Consider a steel plate 100 mm wide x 10 mm thick with a 20 mm diameter hole in the centre. An FEA model of the plate was built using symmetry and the model was meshed using hexahedral elements as shown in figure 1.
Figure 1 – FEM of Plate with Hole in Tension using Symmetry
Bilinear Isotropic Hardening material properties was assigned to the model as shown in figure 2.
Figure 2 – Bilinear Material Properties
The model was constrained for symmetry and the load applied at the plate end starting at 9 KN and then in increments of 100 KN to 900 KN. The stress and displacement results were then tabulated in Table 1.
Tip The bilinear material model is very good but if you need to be more accurate, use true stress and strain.
A hand calculation was done to check the nominal stress for each of the applied loads in Table 1. The first one at 9 KN is the same as the stress concentration example in another part of the FEA Tutorial and the nominal stress was 11.25 MPa.
From the hand calculation, you would expect that the component starts to yield significantly at 200 KN because the nominal stress has reached yield which is 250 MPa. Enough of the hand calculations, now let’s look at a graph of FEA displacement in figure 3.
Figure 3 – FEA Model Force vs Displacement
You can see from the graph that was created by the FEM that the displacement really takes off at 200 KN because the nominal stress across the section has reached yield. You would not observe this with linear material properties.
Tip The bilinear material model does not tell you when the component will actually fracture. I very much doubt that this component will stretch by 50 mm in length, it would fracture well before that in reality.
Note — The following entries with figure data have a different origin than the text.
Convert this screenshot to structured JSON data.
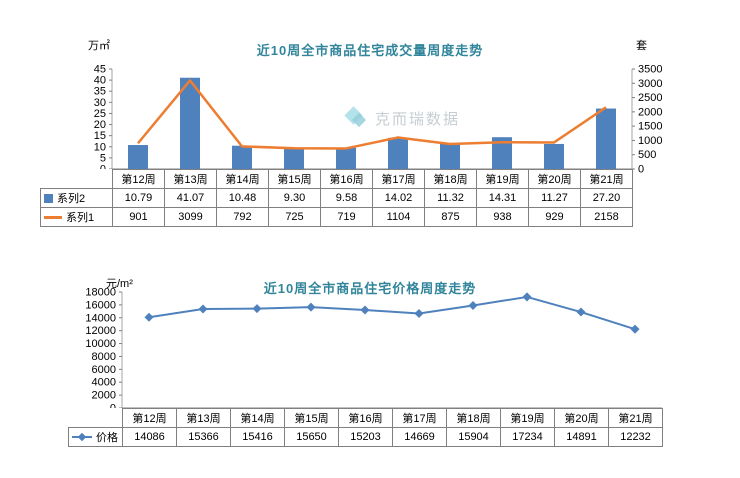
{
  "charts": {
    "volume": {
      "title": "近10周全市商品住宅成交量周度走势",
      "left_unit": "万㎡",
      "right_unit": "套"
    },
    "price": {
      "title": "近10周全市商品住宅价格周度走势",
      "unit": "元/m²"
    }
  },
  "watermark": {
    "text": "克而瑞数据"
  },
  "colors": {
    "title_teal": "#31859B",
    "bar_blue": "#4F81BD",
    "line_orange": "#ED7D31",
    "price_blue": "#4F81BD",
    "table_border": "#808080"
  },
  "chart_data": [
    {
      "type": "bar",
      "title": "近10周全市商品住宅成交量周度走势",
      "categories": [
        "第12周",
        "第13周",
        "第14周",
        "第15周",
        "第16周",
        "第17周",
        "第18周",
        "第19周",
        "第20周",
        "第21周"
      ],
      "series": [
        {
          "name": "系列2",
          "type": "bar",
          "axis": "left",
          "color": "#4F81BD",
          "legend_icon": "blue-square-icon",
          "decimals": 2,
          "values": [
            10.79,
            41.07,
            10.48,
            9.3,
            9.58,
            14.02,
            11.32,
            14.31,
            11.27,
            27.2
          ]
        },
        {
          "name": "系列1",
          "type": "line",
          "axis": "right",
          "color": "#ED7D31",
          "legend_icon": "orange-line-icon",
          "decimals": 0,
          "values": [
            901,
            3099,
            792,
            725,
            719,
            1104,
            875,
            938,
            929,
            2158
          ]
        }
      ],
      "left_axis": {
        "label": "万㎡",
        "min": 0,
        "max": 45,
        "step": 5
      },
      "right_axis": {
        "label": "套",
        "min": 0,
        "max": 3500,
        "step": 500
      },
      "legend_position": "table-left",
      "grid": false
    },
    {
      "type": "line",
      "title": "近10周全市商品住宅价格周度走势",
      "categories": [
        "第12周",
        "第13周",
        "第14周",
        "第15周",
        "第16周",
        "第17周",
        "第18周",
        "第19周",
        "第20周",
        "第21周"
      ],
      "series": [
        {
          "name": "价格",
          "type": "line",
          "axis": "left",
          "color": "#4F81BD",
          "marker": "diamond",
          "legend_icon": "line-diamond-icon",
          "decimals": 0,
          "values": [
            14086,
            15366,
            15416,
            15650,
            15203,
            14669,
            15904,
            17234,
            14891,
            12232
          ]
        }
      ],
      "left_axis": {
        "label": "元/m²",
        "min": 0,
        "max": 18000,
        "step": 2000
      },
      "legend_position": "table-left",
      "grid": false
    }
  ]
}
If we assume that the elongation of the steel is 20%, this means a 100 mm long tensile test bar would stretch by 20 mm before it fractures. If we were to assume that the tensile test piece length is 20 mm (hole diameter) then, 20% of 20 mm is 4 mm. So as a guess, I would say the plate with the hole could fracture when the plate length is stretched by about 4 mm. Referring back to Table 1, it can be observed that at 300 KN, the total displacement is 4.6 mm. The hand calculated nominal stress at 300 KN was 370 MPa which is well above yield but below UTS.
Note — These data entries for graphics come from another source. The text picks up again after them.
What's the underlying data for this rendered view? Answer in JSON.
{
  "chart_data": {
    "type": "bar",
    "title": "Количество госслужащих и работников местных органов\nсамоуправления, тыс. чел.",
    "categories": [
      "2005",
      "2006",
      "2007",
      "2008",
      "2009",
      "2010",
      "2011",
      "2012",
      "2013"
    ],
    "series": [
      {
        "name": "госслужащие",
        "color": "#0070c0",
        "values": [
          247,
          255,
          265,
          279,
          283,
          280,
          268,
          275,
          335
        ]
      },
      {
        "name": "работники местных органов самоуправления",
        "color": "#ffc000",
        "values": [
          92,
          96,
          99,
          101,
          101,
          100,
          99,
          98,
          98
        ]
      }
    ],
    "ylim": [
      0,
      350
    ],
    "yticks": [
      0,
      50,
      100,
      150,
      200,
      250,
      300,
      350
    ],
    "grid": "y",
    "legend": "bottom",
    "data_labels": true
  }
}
We can observe from the hand calculation that the nominal stress reaches 500 MPa with a load of 400 KN. It’s likely that the component will fracture with this load since the engineering nominal stress is above Ultimate Tensile Strength which ranges from 410 to 510 MPa.
Based on the results, the plate will probably fracture between 300 and 400 KN.
Now let’s have a look at some von Mises stress plots up to 400 KN load in figures 4 & 5.
Figure 4 – FEA Model von Mises Stress
Here are a few stress plots through the cross section. Blue is below yield, green is above yield but below UTS and red is above UTS.
Figure 5 – FEA Model von Mises Stress through Cross Section
You can see from the pictures in figure 5 that;
At 200 KN load, about a third of the cross section is yielding. The nominal (average stress) from the hand calculation is exactly at yield at 250 MPa. This load will not fracture the plate.
At 300 KN load, the entire cross section is yielding, about 15% is above UTS and the rest above yield. The nominal stress from the hand calculation was 375 MPa which is quite close to the lower bound UTS of 410 MPa. You will see the significant deformation under this load and possibly fracture in some test samples.
At 400 KN load, about 75% of the cross section is above UTS, the rest is above yield. From the hand calculation the nominal stress was 500 MPa. I would expect this plate to fracture under this load.
Tip There is significant scatter in tensile test pieces and the range in UTS was 410 to 510 MPa. In reality, there may be an even wider range. Also, the bilinear material model is approximate and the stress keeps going up and up above UTS which can't happen in reality with engineering stress - strain. That's because the bilinear material model is basically two linear lines rather than following the true stress-strain curve. So if you need to be more accurate, you can use the actual true stress – strain curve.
As with all nonlinear analysis, since we creating a model that is closer to reality, the margin of error in the model increases with complexity. This is because there is a lot more opportunities to get it wrong and the model could be sensitive to the input data you are using.
In summary, if we were to run a physical tensile test, my money would be on the plate fracturing between 300 and 400KN. If my life depended on it, I would demand to see actual stress-strain curves for a number of test samples and I would input this data into the model as a true stress-strain curve. That said, the bilinear material model is my favourite because it's simple and quick.